Saturday, June 03, 2006

What about the Emergent Church

Bill Hobbs has an interesting post in which he provides a lengthy excerpt from an article on the "emergent church movement." Although I have been aware of that movement for some time, I have not delved deeply into it due to my sense of ambivalence about it. The excerpt that Mr. Hobbs provides emphasizes both the positives and negatives that contribute to my indifference regarding the significance or value of this movement.

Positively, the movement is being described as one that is Christocentric, focused on worship, and that is seeking to energetically involve disciples in service to their communities. These emphases correct deficiencies that have tended to characterize both the "traditional" churches of the mid and late 20th century and the "contemporary" churches that have tried to supplant them. Such churches have all too frequently turned out to be self-centered in worship and other emphases and overly programmatic in their orientations.

On the other hand, the movement is described as "fueled by postmodern philosophical perspectives," engaged in narrative theology and indifferent to doctrine, and "more at home with blogs than books."

Given postmodernism's indifference regarding truth, it will be interesting to see how attempts to join it with Christian belief play out. Early returns are not encouraging, as all too frequently those who claim to be informing their faith are instead inundating it with those philosophical suppositions. Indifference to doctrine has been a problem, not a characteristic, of modern evangelical Christianity. Indifference to doctrine does not mean that there are no doctrines, and narrative theology is always refracted through the doctrinal lenses of the reader. Everyone believes in doctrines -- Christian or otherwise. The question is not whether we have doctrines, but it is whether we are aware of them and thoughtful about them.

Finally, the reliance of the emergent church on new media is not necessarily a positive. One of the strengths of the movement has been its rediscovery of early Christian forms. Every major movement of the church in American history has suffered from its parochialism and lack of connectedness to Christian traditions. Forsaking deeper reading than what is provided through blogs risks the development of the emergent church becoming atrophied by that narrowness.

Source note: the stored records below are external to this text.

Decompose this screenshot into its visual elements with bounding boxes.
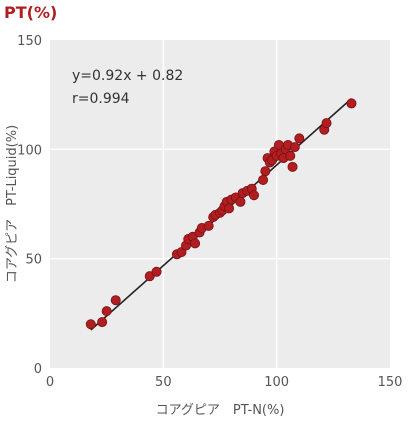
y-tick-label: 0: [34, 362, 42, 377]
data-point: [101, 306, 112, 317]
tick-labels: 0 50 100 150 0 50 100 150: [17, 34, 402, 390]
data-point: [294, 133, 305, 144]
data-point: [190, 238, 201, 249]
data-point: [260, 166, 271, 177]
y-tick-label: 150: [17, 34, 42, 49]
data-point: [285, 150, 296, 161]
y-axis-label: コアグピア PT-Liquid(%): [5, 125, 20, 283]
data-points: [85, 98, 357, 330]
x-axis-label: コアグピア PT-N(%): [156, 403, 285, 418]
data-point: [248, 190, 259, 201]
y-tick-label: 50: [25, 253, 42, 268]
y-tick-label: 100: [17, 143, 42, 158]
data-point: [321, 118, 332, 129]
data-point: [85, 319, 96, 330]
data-point: [97, 317, 108, 328]
data-point: [110, 295, 121, 306]
regression-equation: y=0.92x + 0.82: [72, 68, 183, 84]
correlation-coefficient: r=0.994: [72, 91, 130, 107]
data-point: [235, 196, 246, 207]
data-point: [346, 98, 357, 109]
data-point: [287, 161, 298, 172]
data-point: [203, 220, 214, 231]
data-point: [224, 203, 235, 214]
x-tick-label: 0: [46, 375, 54, 390]
x-tick-label: 50: [155, 375, 172, 390]
x-tick-label: 100: [264, 375, 289, 390]
data-point: [289, 142, 300, 153]
data-point: [258, 174, 269, 185]
gridlines: [50, 40, 390, 368]
chart-title: PT(%): [4, 3, 57, 22]
data-point: [151, 266, 162, 277]
x-tick-label: 150: [378, 375, 403, 390]
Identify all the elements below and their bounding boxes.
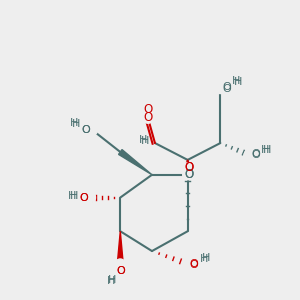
Circle shape <box>88 125 98 135</box>
Text: H: H <box>200 254 208 264</box>
Text: O: O <box>80 193 88 202</box>
Text: H: H <box>261 145 269 155</box>
Text: O: O <box>251 149 260 159</box>
Text: O: O <box>116 266 125 276</box>
Text: O: O <box>116 266 125 276</box>
Text: O: O <box>222 82 231 92</box>
Text: O: O <box>143 111 153 124</box>
Text: H: H <box>108 275 116 285</box>
Text: H: H <box>234 76 243 87</box>
Text: O: O <box>80 193 88 202</box>
Text: O: O <box>82 125 91 135</box>
Text: O: O <box>184 168 193 181</box>
Polygon shape <box>117 231 123 264</box>
Text: H: H <box>68 190 77 201</box>
Circle shape <box>183 170 193 180</box>
Text: H: H <box>70 118 79 128</box>
Text: H: H <box>107 276 115 286</box>
Text: H: H <box>70 190 79 201</box>
Text: H: H <box>232 76 241 85</box>
Polygon shape <box>185 160 191 168</box>
Circle shape <box>143 113 153 123</box>
Text: H: H <box>202 253 210 263</box>
Text: H: H <box>72 119 81 129</box>
Circle shape <box>183 163 193 173</box>
Text: O: O <box>184 168 193 181</box>
Text: H: H <box>139 135 147 145</box>
Circle shape <box>215 84 225 94</box>
Text: O: O <box>222 84 231 94</box>
Text: O: O <box>184 161 193 174</box>
Text: H: H <box>141 136 149 146</box>
Text: O: O <box>82 125 91 135</box>
Text: O: O <box>190 259 198 269</box>
Circle shape <box>115 259 125 269</box>
Circle shape <box>244 150 254 160</box>
Circle shape <box>85 193 95 202</box>
Text: O: O <box>251 150 260 160</box>
Circle shape <box>183 259 193 269</box>
Text: H: H <box>263 145 271 155</box>
Text: O: O <box>190 260 198 270</box>
Text: O: O <box>143 103 153 116</box>
Polygon shape <box>118 150 152 175</box>
Text: O: O <box>184 161 193 174</box>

In which case, the emergent church will not be a movement: it will be just a fad.


DougieB said...

the thing that strikes me about the whole emergent 'movement', if it can honestly be called that (for example, Mars Hill Bible Church in west michigan is tagged with this title, but really is only a church in and of itself and is not atively attempting to give itself such a label) is about honesty.

About taking a look at what christianity truly means and how that is being portrayed now, today and within this culture, and finding the best ways to honestly portray those truths in a current society. So, blogs get used, services are different, and fundies get upset because it does sound as black and white as christianity 'should' be, and then the 'movement' itself gets labeled as postmodern. But really, it's people who are looking to honestly express this ancient faith and it's ancient tenets in ways that are used by folk today. So, you get streaming video, podcasts, and yep, blogs.

If you would like to read some good thoughts on this whole thing, though, pick up McLaren's "A Generous Orthodoxy" - it's a wonderful book that makes me glad that I follow that Jesus guy.

Kerusso said...

The Reformation was labeled as just a fad (not in those words). But those now known as Protestants (yourself included) emerged. The church is always emerging in its present culture. I have read the primary sources and listened to many of those involved in "the emerging/emergent church" and I do not believe that they are the heretics many are making them out to be. I am the pastor of a consevative traditional church. I believe that you and many others should take the Gamaliel approach (see Acts 5). I would be more concerned about your 'reformed' brothers who are ordaining homosexuals and do not believe the Bible is authoritative. Or be concerned about the ones who are splitting orthodox evangelical churches with divisive doctrines. I believe they are doing much more harm to the cause of Christ.
If you really want to be informed, why not contact the pastors of these churches that you are so concerned about rather than angry people or academes who live in a publish or perish sort of environment. Be brave. Confront the primary sources. I feel sure that they will lovingly respond to your questions. They have been more than gracious in answering mine.
Maybe you should join the conversation. This is not Geneva and it is not the 1500s.
May God richly bless you on your journey.